Promotional single by "Weird Al" Yankovic

from the album Alapalooza
- Released: December 7, 1993
- Recorded: July 16, 1993
- Genre: Country; comedy; parody;
- Length: 3:23
- Label: Scotti Brothers
- Songwriters: Don Von Tress; "Weird Al" Yankovic;
- Producer: "Weird Al" Yankovic

"Weird Al" Yankovic singles chronology
| "Bedrock Anthem" (1993) | "Achy Breaky Song" (1993) | "Headline News" (1994) |

= Achy Breaky Song =

1993 single by "Weird Al" Yankovic

"Achy Breaky Song" is a country song by American song parodist "Weird Al" Yankovic, released on his album Alapalooza, parodying the song "Achy Breaky Heart" by Billy Ray Cyrus. The song details a disgruntled listener's disdain for the song ("Don't play that song, that achy breaky song..."), as well as several alternatives he would rather endure, rather than having to listen to it anymore. These even include physical torture such as being "tie[d]... to a chair and kick[ed]... down the stairs".

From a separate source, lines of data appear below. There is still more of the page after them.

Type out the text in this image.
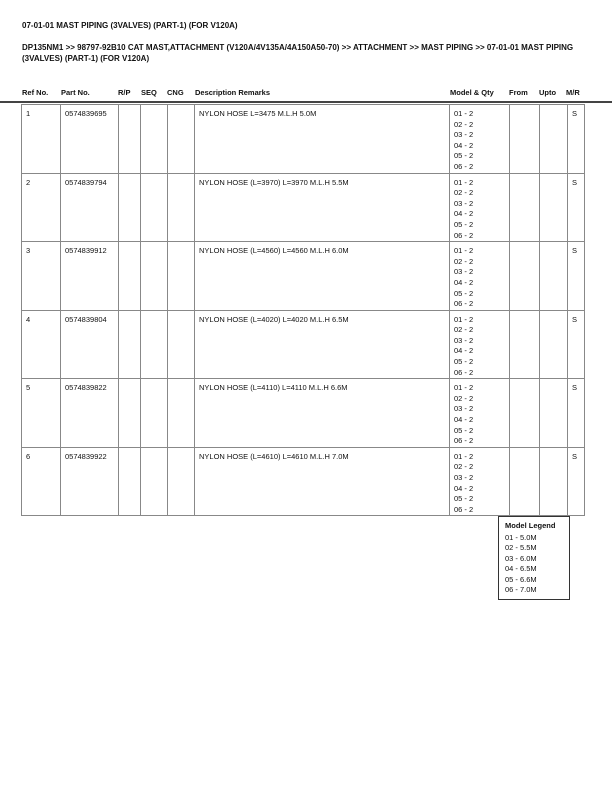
07-01-01 MAST PIPING (3VALVES) (PART-1) (FOR V120A)
DP135NM1 >> 98797-92B10 CAT MAST,ATTACHMENT (V120A/4V135A/4A150A50-70) >> ATTACHMENT >> MAST PIPING >> 07-01-01 MAST PIPING (3VALVES) (PART-1) (FOR V120A)
Ref No. Part No.	R/P SEQ CNG Description Remarks	Model & Qty From Upto M/R
1	0574839695				NYLON HOSE L=3475 M.L.H 5.0M	01 - 2
02 - 2
03 - 2
04 - 2
05 - 2
06 - 2
			S
2	0574839794				NYLON HOSE (L=3970) L=3970 M.L.H 5.5M	01 - 2
02 - 2
03 - 2
04 - 2
05 - 2
06 - 2
			S
3	0574839912				NYLON HOSE (L=4560) L=4560 M.L.H 6.0M	01 - 2
02 - 2
03 - 2
04 - 2
05 - 2
06 - 2
			S
4	0574839804				NYLON HOSE (L=4020) L=4020 M.L.H 6.5M	01 - 2
02 - 2
03 - 2
04 - 2
05 - 2
06 - 2
			S
5	0574839822				NYLON HOSE (L=4110) L=4110 M.L.H 6.6M	01 - 2
02 - 2
03 - 2
04 - 2
05 - 2
06 - 2
			S
6	0574839922				NYLON HOSE (L=4610) L=4610 M.L.H 7.0M	01 - 2
02 - 2
03 - 2
04 - 2
05 - 2
06 - 2
			S
Model Legend
01 - 5.0M
02 - 5.5M
03 - 6.0M
04 - 6.5M
05 - 6.6M
06 - 7.0M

"Achy Breaky Song" was Yankovic's first single to get considerable airplay on country radio stations. The liner notes for the album Alapalooza state that "All songwriting proceeds from Achy Breaky Song will be donated to the United Cerebral Palsy Association." Yankovic stated that this was done because since the song itself was so "mean-spirited" he thought that he might as well donate the money earned to a charitable cause.

The song references Donny & Marie, Barry Manilow, New Kids on the Block, the Village People, Vanilla Ice, the Bee Gees, Debby Boone, ABBA, Slim Whitman, Gheorghe Zamfir, Yoko Ono and Tiffany as artists the narrator would rather listen to than "Achy Breaky Heart." Yankovic had previously recorded parodies of songs by New Kids on the Block and Tiffany.

Eighteen years later, Yankovic parodied Cyrus' daughter Miley on the 2011 album Alpocalypse, with the song "Party in the CIA". Yankovic's version includes references to torture in the lyrics, and is a parody of the latter Cyrus' song "Party in the U.S.A.".